Il paraît pourtant que pendant la journée, à plusieurs reprises, des manifestations s’étaient produites parmi les gens du peuple. 




Ce qu’il y a de certain, c’est que, quand le concert public fut terminé, un certain nombre de Basques réclamèrent inutilement l’exécution de leur hymne national : Guernicaco Arbola. 



GERNIKAKO ARBOLA
PAYS BASQUE D'ANTAN



Cette satisfaction refusée, ils insistèrent, crièrent, injurièrent, et, aux cris de "vivent les fueros", se rendirent à l’hôtel de Londres, où logeait le premier ministre. En chemin ils chantaient l’hymne basque et la Marseillaise




Devant l’hotel de Londres la manifestation ne tarda pas à prendre une tournure grave. Les émeutiers franchirent la grille de l'hotel et se répandirent dans le jardin en criant "vivent les fueros ! Mort à Sagasta". Les plus violents disaient même : "Assommons Sagasta et nous irons ensuite au palais compléter notre œuvre !" Les pierres lancées contre l’hôtel faisaient voler en éclats les vitres et les glaces ; pendant longtemps ce fut un vacarme épouvantable. Les manifestants se disposaient à prendre l’hôtel d’assaut et à enfoncer la porte. Inutile fut l’intervention du maire et du gouverneur : ce dernier même fut sérieusement houspillé. Alors survint la garde civique. 




Sans sommations préalables, — si nous en croyons le peuple, — les gendarmes fusillèrent la foule. 




Après plusieurs terribles décharges, les émeutiers prirent la fuite, poursuivis par les agents qui en arrêtèrent une soixantaine. Les morts et les blessés gisaient nombreux autour de l’hôtel et sur l’avenue de la Liberté. L’enquête que nous avons faite sur place tend à établir que le nombre des morts a dépassé la dizaine et celui des blessés la trentaine. 




A 3 heures du matin l’ordre était rétabli. Par crainte de retours offensifs une compagnie de soldats occupa l'hôtel de Londres et des patrouilles de gardes civils parcoururent les abords avec mission d'empêcher tous les rassemblements. 




Le matin l’émotion fut profonde et l’animation grande dans la ville. On s’arrache les journaux, on s'interroge anxieusement et autour de l'hôtel de Londres, la foule est considérable ; on se montre par terre et sur les murs les taches de sang et de cervelle et les traces des balles. Dans l'hôtel on nous fait voir les fenêtres en miettes. On nous montre, entres autres, dans la chambre du général Pavia une magnifique glace que les pierres des émeutiers ont brisée en mille morceaux. 
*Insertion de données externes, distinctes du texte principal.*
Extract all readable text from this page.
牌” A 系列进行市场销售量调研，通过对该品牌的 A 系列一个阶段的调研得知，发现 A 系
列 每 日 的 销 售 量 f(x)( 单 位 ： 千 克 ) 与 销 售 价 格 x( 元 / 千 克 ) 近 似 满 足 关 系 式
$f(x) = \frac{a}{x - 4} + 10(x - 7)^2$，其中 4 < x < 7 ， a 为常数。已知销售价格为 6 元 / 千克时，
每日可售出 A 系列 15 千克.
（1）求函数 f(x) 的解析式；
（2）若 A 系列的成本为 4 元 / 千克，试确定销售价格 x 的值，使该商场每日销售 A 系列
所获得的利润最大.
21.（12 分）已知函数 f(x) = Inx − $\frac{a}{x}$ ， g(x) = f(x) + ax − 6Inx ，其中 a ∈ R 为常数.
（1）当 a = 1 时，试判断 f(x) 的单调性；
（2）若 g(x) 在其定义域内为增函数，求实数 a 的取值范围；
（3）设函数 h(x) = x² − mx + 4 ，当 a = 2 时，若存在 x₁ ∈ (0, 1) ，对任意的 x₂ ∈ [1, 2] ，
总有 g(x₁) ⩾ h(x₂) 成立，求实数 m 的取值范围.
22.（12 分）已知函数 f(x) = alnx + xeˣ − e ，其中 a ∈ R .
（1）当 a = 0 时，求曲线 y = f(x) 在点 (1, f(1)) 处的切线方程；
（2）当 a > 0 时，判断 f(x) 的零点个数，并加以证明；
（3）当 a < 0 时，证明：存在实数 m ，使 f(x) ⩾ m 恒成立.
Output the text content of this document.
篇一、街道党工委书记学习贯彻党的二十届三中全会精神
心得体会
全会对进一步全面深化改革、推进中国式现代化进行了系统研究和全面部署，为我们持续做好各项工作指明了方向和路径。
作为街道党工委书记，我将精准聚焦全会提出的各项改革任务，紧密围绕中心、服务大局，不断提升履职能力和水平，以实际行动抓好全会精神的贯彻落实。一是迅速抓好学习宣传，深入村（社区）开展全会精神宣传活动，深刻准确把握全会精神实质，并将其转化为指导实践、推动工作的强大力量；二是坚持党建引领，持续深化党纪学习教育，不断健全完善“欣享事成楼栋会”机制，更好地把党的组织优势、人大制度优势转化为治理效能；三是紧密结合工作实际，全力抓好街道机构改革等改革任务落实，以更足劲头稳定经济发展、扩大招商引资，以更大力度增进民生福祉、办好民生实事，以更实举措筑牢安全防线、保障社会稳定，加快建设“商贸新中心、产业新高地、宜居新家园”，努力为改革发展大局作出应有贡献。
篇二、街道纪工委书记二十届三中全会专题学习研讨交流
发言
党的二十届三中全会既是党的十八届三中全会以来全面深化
Tel est le bilan de cette lugubre nuit du 27 août. 




Le 28 au soir les manifestants ont fait cesser tout concert et toute représentation sur les places, au Casino, au théâtre. Les cafés, les magasins étaient fermés et dès 9 heures, St-Sébastien présentait l’aspect lugubre des villes désertes ou en deuil.  




Beaucoup de monde quitte St-Sébastien, la plupart pour venir à Biarritz ; la Reine-Régente n’est pas partie immédiatement, quoiqu’on en ait dit : selon toutes prévisions elle s’embarquera incessamment pour retourner à Madrid par Santander. 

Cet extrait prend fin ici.